A few years back, a colleague shared an interesting exercise with me. He took a deck of cards, split it in half, turned one half face up, then mixed all the cards up on a table and asked me how many seconds I thought it would take me to group them by suit and sort each group from low to high.
“I have no idea,” I said.
“Yet you have everything you need to give me an estimate,” he replied.
I conceded there were a fixed number of cards, that I had played cards many times before, and that I understood the definition of “done.”
Still, my guess was wrong by a significant margin.
We agreed (and proved) that the second time I would be closer. But I never hit on exactly how long it took; sometimes it took longer, and sometimes I finished sooner. We concluded I was unlikely to ever get it exactly right because there were a number of variables outside of my control. Where were the cards divided? How many landed face up? Even the level of distraction I encountered while sorting mattered.
The same is true when it comes to estimating software. It’s not an exact science. It is, however, a science. The key is to approach custom software estimation with rigor and discipline. Over the 20 years, I’ve spent working as a software engineer and solutions architect, I’ve found successfully estimating complex software projects depends on four fundamental concepts:
1. Knowing which approach is appropriate for where you are in the software development life cycle (SLDC)
2. Quantifying risk
3. Understanding (and communicating) the accuracy of the estimation
4. Continually refining
Techniques For Estimation
I’d be remiss if I didn’t point out that there are a myriad of ways to estimate software development.

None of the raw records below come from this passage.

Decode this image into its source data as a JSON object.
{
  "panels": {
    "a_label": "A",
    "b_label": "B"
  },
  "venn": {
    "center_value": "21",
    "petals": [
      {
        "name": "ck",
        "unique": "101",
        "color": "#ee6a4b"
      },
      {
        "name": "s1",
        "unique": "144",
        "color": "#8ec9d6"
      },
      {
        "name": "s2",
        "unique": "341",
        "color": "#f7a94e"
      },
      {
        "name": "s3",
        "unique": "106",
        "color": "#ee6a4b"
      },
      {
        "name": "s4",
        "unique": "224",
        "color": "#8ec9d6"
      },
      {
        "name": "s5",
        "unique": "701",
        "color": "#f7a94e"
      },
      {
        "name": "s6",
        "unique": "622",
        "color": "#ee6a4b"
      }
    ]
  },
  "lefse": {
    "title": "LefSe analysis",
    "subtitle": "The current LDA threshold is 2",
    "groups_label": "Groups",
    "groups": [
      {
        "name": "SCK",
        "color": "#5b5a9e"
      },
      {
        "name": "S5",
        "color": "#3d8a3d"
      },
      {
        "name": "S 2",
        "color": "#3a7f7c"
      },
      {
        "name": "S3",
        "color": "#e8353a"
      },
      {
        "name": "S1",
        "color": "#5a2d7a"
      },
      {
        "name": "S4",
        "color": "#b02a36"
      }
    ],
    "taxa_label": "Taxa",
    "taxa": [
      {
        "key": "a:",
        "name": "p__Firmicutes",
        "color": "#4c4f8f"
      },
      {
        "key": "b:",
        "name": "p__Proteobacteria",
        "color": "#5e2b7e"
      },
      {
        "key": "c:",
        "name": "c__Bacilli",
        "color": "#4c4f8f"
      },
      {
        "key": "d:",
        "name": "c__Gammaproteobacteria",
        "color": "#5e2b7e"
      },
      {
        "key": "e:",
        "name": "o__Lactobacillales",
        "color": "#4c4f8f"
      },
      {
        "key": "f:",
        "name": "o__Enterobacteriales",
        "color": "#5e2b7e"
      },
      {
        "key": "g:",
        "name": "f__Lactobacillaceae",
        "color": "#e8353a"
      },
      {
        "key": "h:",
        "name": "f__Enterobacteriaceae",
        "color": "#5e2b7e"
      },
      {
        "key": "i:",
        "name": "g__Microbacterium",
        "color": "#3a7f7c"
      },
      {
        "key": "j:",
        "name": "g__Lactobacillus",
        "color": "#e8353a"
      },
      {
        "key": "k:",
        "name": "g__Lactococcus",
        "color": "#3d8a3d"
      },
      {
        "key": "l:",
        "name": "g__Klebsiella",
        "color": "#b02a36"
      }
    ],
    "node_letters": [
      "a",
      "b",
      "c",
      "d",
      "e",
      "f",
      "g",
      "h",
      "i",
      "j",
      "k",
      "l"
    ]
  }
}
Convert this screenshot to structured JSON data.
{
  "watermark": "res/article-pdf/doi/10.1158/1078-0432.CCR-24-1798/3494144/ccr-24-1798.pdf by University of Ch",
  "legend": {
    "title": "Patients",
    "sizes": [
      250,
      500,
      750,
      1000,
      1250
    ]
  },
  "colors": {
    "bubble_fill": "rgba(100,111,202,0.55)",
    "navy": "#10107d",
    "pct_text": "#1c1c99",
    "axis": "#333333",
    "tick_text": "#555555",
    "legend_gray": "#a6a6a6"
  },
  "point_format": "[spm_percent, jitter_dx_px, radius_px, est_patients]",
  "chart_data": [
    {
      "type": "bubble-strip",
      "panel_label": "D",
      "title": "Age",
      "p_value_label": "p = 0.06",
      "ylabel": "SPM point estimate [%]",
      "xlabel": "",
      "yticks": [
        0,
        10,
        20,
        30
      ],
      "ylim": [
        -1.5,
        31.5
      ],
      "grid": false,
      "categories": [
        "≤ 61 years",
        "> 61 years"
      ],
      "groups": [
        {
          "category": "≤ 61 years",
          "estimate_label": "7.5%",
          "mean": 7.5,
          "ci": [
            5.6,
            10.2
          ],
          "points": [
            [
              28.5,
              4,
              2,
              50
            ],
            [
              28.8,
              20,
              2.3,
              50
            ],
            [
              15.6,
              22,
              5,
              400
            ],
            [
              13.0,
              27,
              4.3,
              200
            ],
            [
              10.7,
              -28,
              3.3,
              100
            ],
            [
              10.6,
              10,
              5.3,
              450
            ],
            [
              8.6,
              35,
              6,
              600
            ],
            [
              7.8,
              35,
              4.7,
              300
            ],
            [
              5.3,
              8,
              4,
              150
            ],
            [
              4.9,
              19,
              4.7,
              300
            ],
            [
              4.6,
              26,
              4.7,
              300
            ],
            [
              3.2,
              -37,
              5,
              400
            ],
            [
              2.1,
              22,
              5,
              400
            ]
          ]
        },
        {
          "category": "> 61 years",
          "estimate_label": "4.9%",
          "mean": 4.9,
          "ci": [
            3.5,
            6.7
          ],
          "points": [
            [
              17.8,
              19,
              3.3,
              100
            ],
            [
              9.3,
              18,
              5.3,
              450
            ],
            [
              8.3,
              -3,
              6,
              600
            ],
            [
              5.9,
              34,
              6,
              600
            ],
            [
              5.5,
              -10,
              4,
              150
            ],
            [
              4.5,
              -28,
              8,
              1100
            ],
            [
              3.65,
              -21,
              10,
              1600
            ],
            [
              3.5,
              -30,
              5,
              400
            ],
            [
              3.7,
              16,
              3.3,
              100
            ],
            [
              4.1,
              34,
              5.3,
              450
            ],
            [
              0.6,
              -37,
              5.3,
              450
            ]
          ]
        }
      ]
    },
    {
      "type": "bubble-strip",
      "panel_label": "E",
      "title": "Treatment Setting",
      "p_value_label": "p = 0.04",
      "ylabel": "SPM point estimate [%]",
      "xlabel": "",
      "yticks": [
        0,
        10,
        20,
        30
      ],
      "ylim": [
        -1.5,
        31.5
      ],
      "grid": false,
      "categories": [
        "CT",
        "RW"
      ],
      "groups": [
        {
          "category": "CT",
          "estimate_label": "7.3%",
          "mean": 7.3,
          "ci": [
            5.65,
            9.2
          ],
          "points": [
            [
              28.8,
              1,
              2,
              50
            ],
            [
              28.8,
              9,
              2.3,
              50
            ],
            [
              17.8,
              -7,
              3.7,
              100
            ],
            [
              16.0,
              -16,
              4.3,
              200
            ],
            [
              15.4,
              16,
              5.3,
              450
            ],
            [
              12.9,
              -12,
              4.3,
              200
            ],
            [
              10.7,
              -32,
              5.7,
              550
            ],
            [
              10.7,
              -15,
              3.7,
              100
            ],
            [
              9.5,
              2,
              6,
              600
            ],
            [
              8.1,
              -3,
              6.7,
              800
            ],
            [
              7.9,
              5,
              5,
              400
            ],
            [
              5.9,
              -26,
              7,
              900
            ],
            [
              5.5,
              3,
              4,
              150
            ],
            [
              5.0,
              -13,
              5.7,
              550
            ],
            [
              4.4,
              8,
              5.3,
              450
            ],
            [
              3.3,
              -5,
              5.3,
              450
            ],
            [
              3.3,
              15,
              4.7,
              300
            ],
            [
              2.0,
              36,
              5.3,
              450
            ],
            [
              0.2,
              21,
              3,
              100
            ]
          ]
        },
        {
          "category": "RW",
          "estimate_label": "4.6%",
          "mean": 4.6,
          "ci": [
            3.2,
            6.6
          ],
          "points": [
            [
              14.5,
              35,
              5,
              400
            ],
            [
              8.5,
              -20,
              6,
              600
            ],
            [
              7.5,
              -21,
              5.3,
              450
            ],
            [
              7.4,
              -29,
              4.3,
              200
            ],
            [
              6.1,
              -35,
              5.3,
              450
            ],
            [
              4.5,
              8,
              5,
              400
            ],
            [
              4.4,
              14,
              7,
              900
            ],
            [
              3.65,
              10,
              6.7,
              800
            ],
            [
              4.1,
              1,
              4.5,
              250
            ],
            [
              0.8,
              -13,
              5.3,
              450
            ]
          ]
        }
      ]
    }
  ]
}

The three I have chosen to explain are those I’ve had the most success with. I don’t believe there is one right way to estimate software development, but there are a lot of wrong ways to do it. As a technical leader, your job is to find what works for your organization.
1. Analogous estimation generally occurs at the proposal stage. You can do this by collecting similar scope from one or more projects you have delivered on previously and combining the historical actuals. While analogous estimations are typically the fastest to pull together — usually they take just a couple days — they require experienced teams and tend to have the least accurate output.
Use analogous estimates to make sure you and the stakeholders are on the same page before either of you invest more time in next steps.
2. Top-down estimation works best with a set of wires or a clickable prototype. This technique relies on using known data points for specific parameters that impact complexity. For example, you may need to know the number of screens, the number of third-party integrations, the number of supported browsers and so on for your software.
Once you’ve created an estimation model for a domain, top-down estimates are quite powerful as they don’t take nearly the amount of time as a bottoms-up estimate but are more accurate than the analogous approach. If you’re using top-down estimations at your organization, make sure to keep refining your estimator. As you deliver on projects, feed the actuals back into your model to improve future accuracy.
Top-down estimates typically require two to five days to prepare.
3. Bottoms-up estimation should be a part of every project. It is usually appropriate following a technical discovery. This technique requires a work breakdown structure (WBS), which breaks a project down into smaller parts that you can estimate, and generally works best if the actual people on the team who will be doing the work create the estimates.
A bottoms-up estimate is by far the most accurate, but it is unusual outside of a complete waterfall environment that the team will have the inputs required to do this exercise until four to eight weeks into the actual project. Expect the team to spend 5–10 days just preparing the estimations.
While it is impossible to know exactly what the impact of risks will be, the most responsible way to estimate is to identify and then apply an appropriate contingency.
There are many risk factors, but some you should consider are:
• Overall size of the project
• Number of users at scale
• The number of technology stacks
• Regulatory, compliance or security constraints
• Whether or not the team is geographically distributed
• Number of external dependencies
• Your team’s experience with the specific technologies and delivery methodology
• Maturity of the technology chosen
How much these factors impact the overall estimation is something each organization has to get comfortable with. Anywhere from 3% to 15% is typical, in my experience. Contingency is applied on top of the total estimation and doesn’t change the fidelity of the estimation. Contingency usually manifests in the project as additional resources or time.
Think of fidelity as the likely margin of error in an estimate, similar to the fine print when various polls are reported in news outlets. In software development, because of all the reasons mentioned previously, the margin of error tends to be higher than in other industries. I’d argue consistently estimating software projects to plus or minus 20% is one hallmark of a world-class software organization. I usually suggest the following:
• Analogous: +/− 40%
• Top-Down: +/− 30%.
• Bottoms-Up: +/− 20%
To successfully estimate any software project, you should continually tune the estimate. The worst-case scenario is learning the timeline or effort has changed after it’s too late to do anything about it. I ask my teams to reevaluate the estimations every couple of sprints. You’ll find that by approaching estimations iteratively, you can manage expectations, scope and ultimately budget.
Software development projects have a reputation of always taking twice as long and costing twice as much. There is some truth to that. Estimating software is not easy. Like most things in life, experience plays a large role. Estimation takes time and effort, and as such, is an investment that you should factor into software development efforts of any substance. The role of technology leaders is to foster a culture of thoughtful, measured approaches to estimating software projects.